- From: Brian Manthos <brianman@microsoft.com>
- Date: Sat, 5 Mar 2011 02:57:38 +0000
- To: Xaxio Brandish <xaxiobrandish@gmail.com>, "www-style@w3.org" <www-style@w3.org>, fantasai <fantasai.lists@inkedblade.net>
- Message-ID: <FA122FEC823D524CB516E4E0374D9DCF16D31CA2@TK5EX14MBXC138.redmond.corp.microsoft.>
css3-text is probably missing this line: All properties defined in this specification also accept the inherit<http://www.w3.org/TR/CSS21/cascade.html#value-def-inherit> keyword as their property value, but for readability it has not been listed explicitly. [from http://dev.w3.org/csswg/css3-background/#values] -Brian From: www-style-request@w3.org [mailto:www-style-request@w3.org] On Behalf Of Xaxio Brandish Sent: Friday, March 04, 2011 6:13 PM To: www-style@w3.org Subject: Re: Possible text-shadow enhancements Good afternoon, As long as we're talking about text-shadow enhancements... In CSS 2, text-shadow is present as part of the recommendation, and supports the value 'inherit', but it was not inherited by default. [1] CSS 2.1 doesn't mention text-shadow at all (it was removed to be put in CSS 3?) [2] In CSS 3, 'inherit' is not present as a value, but it is inherited by default. [3] My question is, should the 'inherit' value be present? I think it could be useful for forced-perspective styles that change based on interaction or for effect.
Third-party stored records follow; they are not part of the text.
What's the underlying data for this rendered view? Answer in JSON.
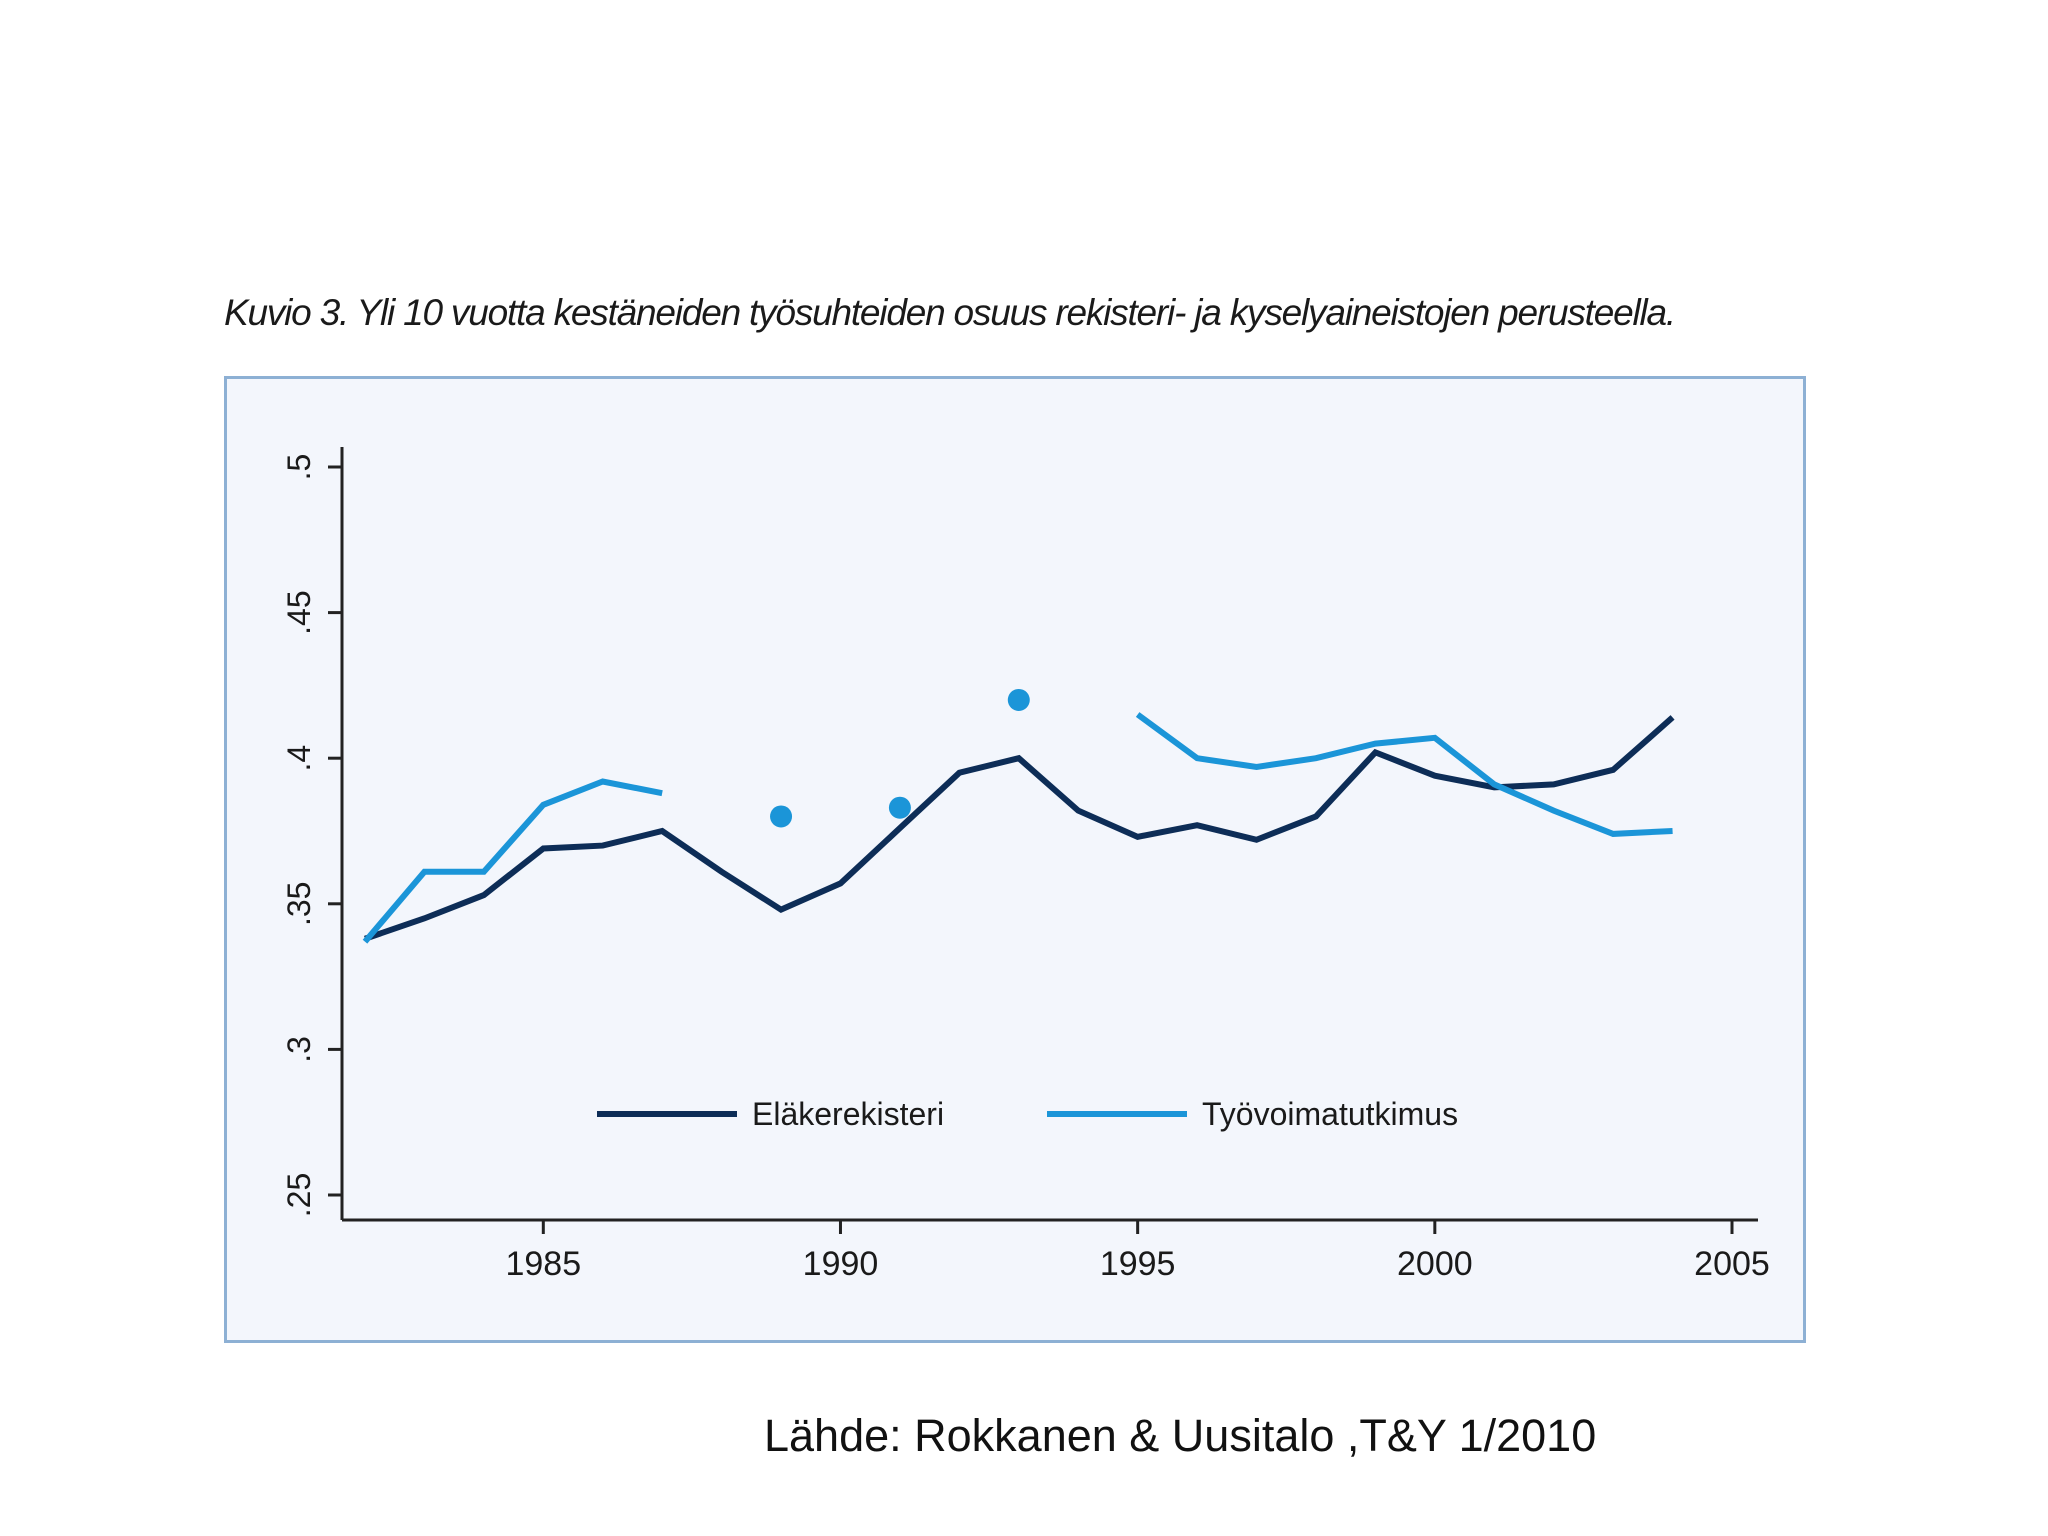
{
  "slide": {
    "source": "Lähde: Rokkanen & Uusitalo ,T&Y 1/2010"
  },
  "chart_data": {
    "type": "line",
    "title": "Kuvio 3. Yli 10 vuotta kestäneiden työsuhteiden osuus rekisteri- ja kyselyaineistojen perusteella.",
    "xlabel": "",
    "ylabel": "",
    "xlim": [
      1982,
      2005
    ],
    "ylim": [
      0.25,
      0.5
    ],
    "x_ticks": [
      1985,
      1990,
      1995,
      2000,
      2005
    ],
    "x_tick_labels": [
      "1985",
      "1990",
      "1995",
      "2000",
      "2005"
    ],
    "y_ticks": [
      0.25,
      0.3,
      0.35,
      0.4,
      0.45,
      0.5
    ],
    "y_tick_labels": [
      ".25",
      ".3",
      ".35",
      ".4",
      ".45",
      ".5"
    ],
    "grid": false,
    "legend_position": "bottom-inside",
    "series": [
      {
        "name": "Eläkerekisteri",
        "color": "#0d2d57",
        "x": [
          1982,
          1983,
          1984,
          1985,
          1986,
          1987,
          1988,
          1989,
          1990,
          1991,
          1992,
          1993,
          1994,
          1995,
          1996,
          1997,
          1998,
          1999,
          2000,
          2001,
          2002,
          2003,
          2004
        ],
        "y": [
          0.338,
          0.345,
          0.353,
          0.369,
          0.37,
          0.375,
          0.361,
          0.348,
          0.357,
          0.376,
          0.395,
          0.4,
          0.382,
          0.373,
          0.377,
          0.372,
          0.38,
          0.402,
          0.394,
          0.39,
          0.391,
          0.396,
          0.414
        ]
      },
      {
        "name": "Työvoimatutkimus",
        "color": "#1b95d8",
        "x": [
          1982,
          1983,
          1984,
          1985,
          1986,
          1987,
          1988,
          1989,
          1990,
          1991,
          1992,
          1993,
          1994,
          1995,
          1996,
          1997,
          1998,
          1999,
          2000,
          2001,
          2002,
          2003,
          2004
        ],
        "y": [
          0.337,
          0.361,
          0.361,
          0.384,
          0.392,
          0.388,
          null,
          0.38,
          null,
          0.383,
          null,
          0.42,
          null,
          0.415,
          0.4,
          0.397,
          0.4,
          0.405,
          0.407,
          0.391,
          0.382,
          0.374,
          0.375
        ]
      }
    ]
  }
}
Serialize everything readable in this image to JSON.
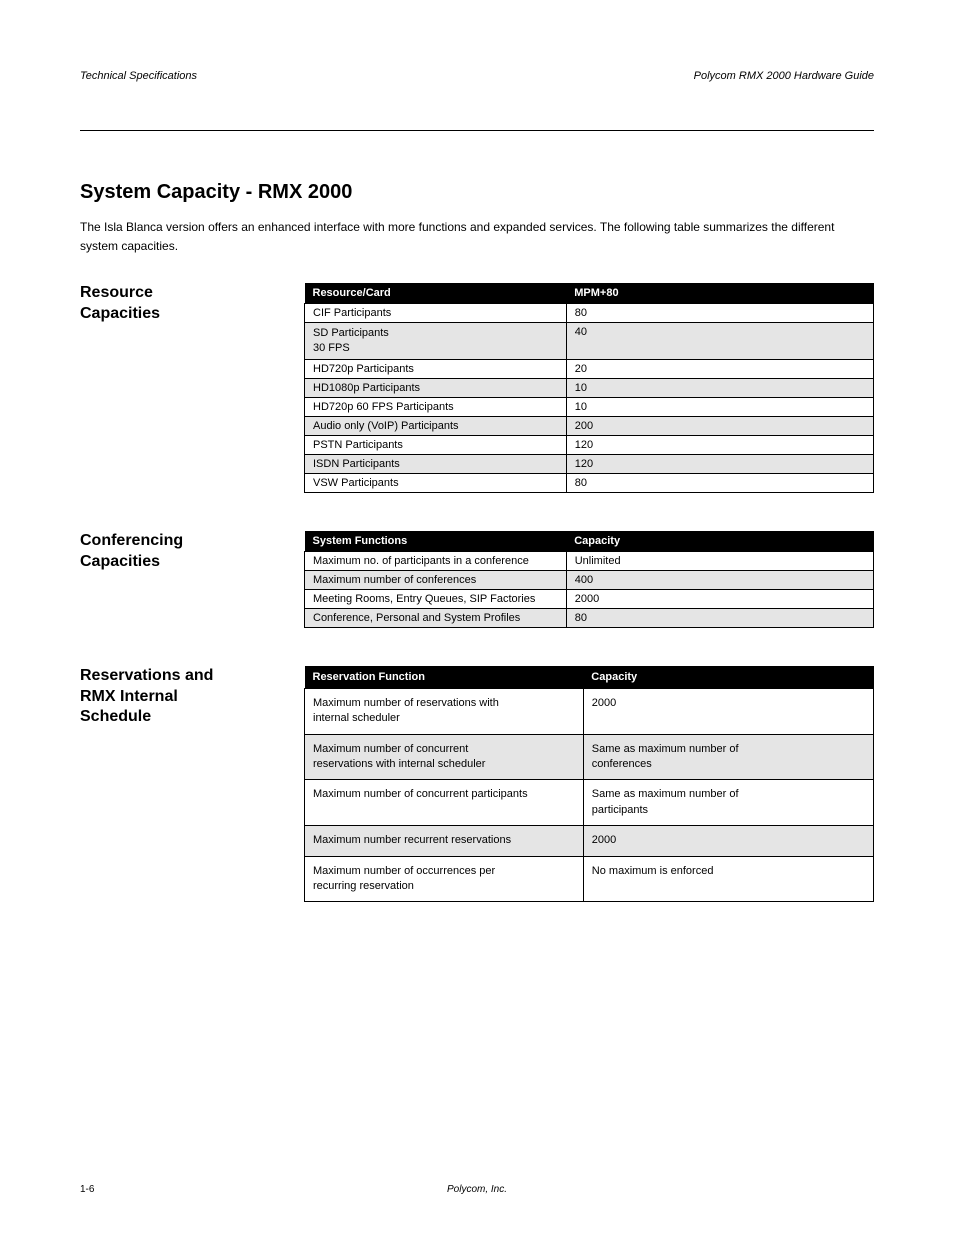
{
  "header": {
    "left": "Technical Specifications",
    "right": "Polycom RMX 2000 Hardware Guide"
  },
  "section_title": "System Capacity - RMX 2000",
  "intro": "The Isla Blanca version offers an enhanced interface with more functions and expanded services. The following table summarizes the different system capacities.",
  "blocks": {
    "resources": {
      "heading_lines": [
        "Resource",
        "Capacities"
      ],
      "table": {
        "columns": [
          "Resource/Card",
          "MPM+80"
        ],
        "rows": [
          {
            "c0": "CIF Participants",
            "c1": "80",
            "shade": false
          },
          {
            "c0_lines": [
              "SD Participants",
              "30 FPS"
            ],
            "c1": "40",
            "shade": true
          },
          {
            "c0": "HD720p Participants",
            "c1": "20",
            "shade": false
          },
          {
            "c0": "HD1080p Participants",
            "c1": "10",
            "shade": true
          },
          {
            "c0": "HD720p 60 FPS Participants",
            "c1": "10",
            "shade": false
          },
          {
            "c0": "Audio only (VoIP) Participants",
            "c1": "200",
            "shade": true
          },
          {
            "c0": "PSTN Participants",
            "c1": "120",
            "shade": false
          },
          {
            "c0": "ISDN Participants",
            "c1": "120",
            "shade": true
          },
          {
            "c0": "VSW Participants",
            "c1": "80",
            "shade": false
          }
        ]
      }
    },
    "conferencing": {
      "heading_lines": [
        "Conferencing",
        "Capacities"
      ],
      "table": {
        "columns": [
          "System Functions",
          "Capacity"
        ],
        "rows": [
          {
            "c0": "Maximum no. of participants in a conference",
            "c1": "Unlimited",
            "shade": false
          },
          {
            "c0": "Maximum number of conferences",
            "c1": "400",
            "shade": true
          },
          {
            "c0": "Meeting Rooms, Entry Queues, SIP Factories",
            "c1": "2000",
            "shade": false
          },
          {
            "c0": "Conference, Personal and System Profiles",
            "c1": "80",
            "shade": true
          }
        ]
      }
    },
    "scheduler": {
      "heading_lines": [
        "Reservations and",
        "RMX Internal",
        "Schedule"
      ],
      "table": {
        "columns": [
          "Reservation Function",
          "Capacity"
        ],
        "rows": [
          {
            "c0_lines": [
              "Maximum number of reservations with",
              "internal scheduler"
            ],
            "c1": "2000",
            "shade": false
          },
          {
            "c0_lines": [
              "Maximum number of concurrent",
              "reservations with internal scheduler"
            ],
            "c1_lines": [
              "Same as maximum number of",
              "conferences"
            ],
            "shade": true
          },
          {
            "c0": "Maximum number of concurrent participants",
            "c1_lines": [
              "Same as maximum number of",
              "participants"
            ],
            "shade": false
          },
          {
            "c0": "Maximum number recurrent reservations",
            "c1": "2000",
            "shade": true
          },
          {
            "c0_lines": [
              "Maximum number of occurrences per",
              "recurring reservation"
            ],
            "c1": "No maximum is enforced",
            "shade": false
          }
        ]
      }
    }
  },
  "footer": {
    "page": "1-6",
    "text": "Polycom, Inc."
  }
}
Also, it seems that Opera, Firefox, and Chrome treat it as if it's a valid value? [4] --Xaxio [1] http://www.w3.org/TR/1998/REC-CSS2-19980512/text.html#text-shadow-props [2] http://www.w3.org/TR/CSS2/text.html [3] http://dev.w3.org/csswg/css3-text/#text-shadow [4] http://xaxio.com/style/text-shadow-inherit-001.xht On Fri, Mar 4, 2011 at 3:46 PM, Brad Kemper <brad.kemper@gmail.com<mailto:brad.kemper@gmail.com>> wrote: On Mar 4, 2011, at 3:11 PM, Jordan OSETE <jordan.osete@gmail.com<mailto:jordan.osete@gmail.com>> wrote: > Also, I ran into a little spec-related issue: as text-shadow allows > multiple shadows (unlike box shadow), should we allow a different > inset status for each shadow ? And if we do, how do we handle cases > where inset and normal shadows are stacked one above another ? Should > we "force" all inset shadows to be defined before normal ones, and > throw a syntax error else ? Box-shadow also allows multiple shadows. Insets are all above the background and others are all below the background, even if they are interleaved in the value list.